More accurately, the picks they were selected with were included in a trade for each other prior to the picks being made and so when Denver selected Mitchell with the 13th overall pick it was actually Utah who was selecting Mitchell, and in fact made the deal specifically to get him. The irony was when Denver used Utah's 24th pick to select Lydon.
Another Brewster alum, Jonah Bolden, was selected early in the second round when Philadelphia picked him 36th overall.
Brewster Academy head coach Jason Smith was at the Barclay's Center for Thursday night's draft and got more than one mention during Thursday night's ESPN broadcast.
Mitchell was part of Brewster's 2015 class and finished as the 3rd ranked player in New England that year. His calling card was his athleticism in his high school days and the tip-dunk his trademark staple. Prior to attending Brewster, he began his prep career at the Canterbury School where people expected him to keep growing because of his big hands, big feet, and long arms. Mitchell didn't keep growing though, physically at least, what he did was dramatically enhance his skill set during his two years at Louisville. Draft analysts from both ESPN and Yahoo used words like "shooter" and "potential point guard" to describe Mitchell on Thursday night. Neither would have been accurate a couple of years ago. He was always explosive and powerful with a high motor and tremendous character, but the development of his game is a testament to his work-ethic and dedication and ultimately the reason he ended up being a lottery pick.

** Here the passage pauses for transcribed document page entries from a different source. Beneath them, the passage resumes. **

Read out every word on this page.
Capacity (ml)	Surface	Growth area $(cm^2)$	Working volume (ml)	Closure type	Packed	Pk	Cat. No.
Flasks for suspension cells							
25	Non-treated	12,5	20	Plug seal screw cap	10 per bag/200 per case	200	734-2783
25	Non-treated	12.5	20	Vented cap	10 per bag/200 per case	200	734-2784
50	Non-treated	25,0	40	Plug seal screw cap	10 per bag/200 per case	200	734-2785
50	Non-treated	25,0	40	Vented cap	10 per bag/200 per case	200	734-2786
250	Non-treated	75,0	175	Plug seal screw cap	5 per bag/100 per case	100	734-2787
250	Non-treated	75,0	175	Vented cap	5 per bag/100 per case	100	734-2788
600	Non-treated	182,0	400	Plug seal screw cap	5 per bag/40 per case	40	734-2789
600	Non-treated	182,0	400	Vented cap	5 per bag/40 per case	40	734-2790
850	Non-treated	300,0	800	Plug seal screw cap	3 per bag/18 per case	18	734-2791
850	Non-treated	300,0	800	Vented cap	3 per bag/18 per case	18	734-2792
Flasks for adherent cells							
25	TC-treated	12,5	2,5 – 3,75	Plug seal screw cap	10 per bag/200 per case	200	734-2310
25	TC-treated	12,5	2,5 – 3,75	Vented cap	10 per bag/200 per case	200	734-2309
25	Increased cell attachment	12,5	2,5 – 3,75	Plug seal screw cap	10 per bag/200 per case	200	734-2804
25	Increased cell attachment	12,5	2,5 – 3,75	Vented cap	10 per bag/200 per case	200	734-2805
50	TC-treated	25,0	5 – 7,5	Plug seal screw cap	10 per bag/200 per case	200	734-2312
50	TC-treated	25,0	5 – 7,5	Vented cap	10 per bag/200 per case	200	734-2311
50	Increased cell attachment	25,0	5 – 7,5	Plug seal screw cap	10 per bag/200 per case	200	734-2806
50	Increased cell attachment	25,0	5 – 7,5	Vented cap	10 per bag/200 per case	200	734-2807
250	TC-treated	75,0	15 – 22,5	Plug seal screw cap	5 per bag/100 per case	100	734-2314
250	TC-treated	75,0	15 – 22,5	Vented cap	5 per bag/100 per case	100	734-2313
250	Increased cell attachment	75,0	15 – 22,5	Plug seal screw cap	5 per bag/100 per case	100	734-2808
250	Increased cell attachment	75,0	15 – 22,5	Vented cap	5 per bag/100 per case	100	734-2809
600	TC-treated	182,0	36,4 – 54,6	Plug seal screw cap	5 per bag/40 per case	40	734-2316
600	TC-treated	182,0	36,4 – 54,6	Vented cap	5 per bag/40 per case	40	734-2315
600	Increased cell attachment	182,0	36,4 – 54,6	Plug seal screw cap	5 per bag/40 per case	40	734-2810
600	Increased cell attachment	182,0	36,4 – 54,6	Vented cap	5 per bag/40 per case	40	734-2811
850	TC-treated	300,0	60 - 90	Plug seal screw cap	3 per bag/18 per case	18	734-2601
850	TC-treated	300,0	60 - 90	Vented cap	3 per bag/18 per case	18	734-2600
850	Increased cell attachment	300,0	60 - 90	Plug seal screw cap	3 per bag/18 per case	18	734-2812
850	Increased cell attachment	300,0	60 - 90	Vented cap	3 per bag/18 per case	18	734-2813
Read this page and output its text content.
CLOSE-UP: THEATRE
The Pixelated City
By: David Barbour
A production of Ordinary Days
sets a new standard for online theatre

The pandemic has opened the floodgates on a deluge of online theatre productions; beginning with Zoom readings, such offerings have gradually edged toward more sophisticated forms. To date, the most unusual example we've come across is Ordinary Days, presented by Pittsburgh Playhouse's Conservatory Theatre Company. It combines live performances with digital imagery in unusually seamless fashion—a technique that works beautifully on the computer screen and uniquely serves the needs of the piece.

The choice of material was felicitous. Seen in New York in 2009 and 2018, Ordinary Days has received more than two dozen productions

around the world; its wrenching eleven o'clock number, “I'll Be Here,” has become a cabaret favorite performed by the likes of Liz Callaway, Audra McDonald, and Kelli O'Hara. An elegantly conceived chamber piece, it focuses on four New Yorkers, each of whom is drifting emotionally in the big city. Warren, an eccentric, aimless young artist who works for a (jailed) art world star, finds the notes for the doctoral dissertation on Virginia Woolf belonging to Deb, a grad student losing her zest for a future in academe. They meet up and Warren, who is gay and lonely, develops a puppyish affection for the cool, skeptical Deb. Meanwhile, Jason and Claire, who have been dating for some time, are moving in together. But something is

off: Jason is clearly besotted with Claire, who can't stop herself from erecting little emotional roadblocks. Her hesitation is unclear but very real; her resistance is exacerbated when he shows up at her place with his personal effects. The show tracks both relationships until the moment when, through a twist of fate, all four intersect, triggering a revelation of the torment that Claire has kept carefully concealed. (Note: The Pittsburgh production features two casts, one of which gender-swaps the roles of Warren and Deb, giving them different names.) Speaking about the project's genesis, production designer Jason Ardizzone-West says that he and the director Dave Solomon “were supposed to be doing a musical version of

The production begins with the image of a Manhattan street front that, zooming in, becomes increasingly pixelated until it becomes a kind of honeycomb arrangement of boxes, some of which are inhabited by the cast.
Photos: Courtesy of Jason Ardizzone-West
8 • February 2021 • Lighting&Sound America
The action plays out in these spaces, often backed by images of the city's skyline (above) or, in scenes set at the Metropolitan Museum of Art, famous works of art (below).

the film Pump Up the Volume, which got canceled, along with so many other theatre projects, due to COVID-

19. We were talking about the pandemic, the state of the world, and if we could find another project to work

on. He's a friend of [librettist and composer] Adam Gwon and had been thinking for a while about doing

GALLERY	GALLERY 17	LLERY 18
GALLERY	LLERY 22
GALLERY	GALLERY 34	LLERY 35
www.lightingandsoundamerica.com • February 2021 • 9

Lydon was also part of New England's 2015 class and finished as the 5th ranked prospect in the class. He spent two years at New Hampton and former NHS head coach, and current Dartmouth assistant, Pete Hutchins always raved of his work ethic and natural talent. Lydon's production wasn't always as consistent though and when he finished his prep career by failing to break double figures against both Brewster and NMH there were questions about the direction in which he was trending. Similar to Mitchell though, his work-ethic was about to pay off. There were actually times during his senior year where Syracuse was reportedly on the fence about keeping his early commitment, but almost immediately after he arrived on campus, the Orange coaches began to echo Hutchins' sentiments. His game was always that of a prototypical stretch-four and when his frame stretched from 6-foot-8 to 6-foot-10 he became one with NBA size.
Bolden was a part of Brewster's 2014 class and finished as the 6th ranked prospect in New England that year. An Australian native who initially made a huge name for himself at an Adidas Nations Global event, Bolden arrived in Wolfeboro for the second semester of the 13-14 season having already committed to UCLA. He was deemed only a partial qualifier for the Bruins next year, causing him to sit out his freshman year before finally suiting up in 15-16. He left UCLA following the season and played professionally in Serbia this past year. His trajectory is somewhat similar to Lydon's in that he's now a classic stretch-four man whose late spurt from 6-foot-8 to 6-foot-10 was critical to his NBA upside.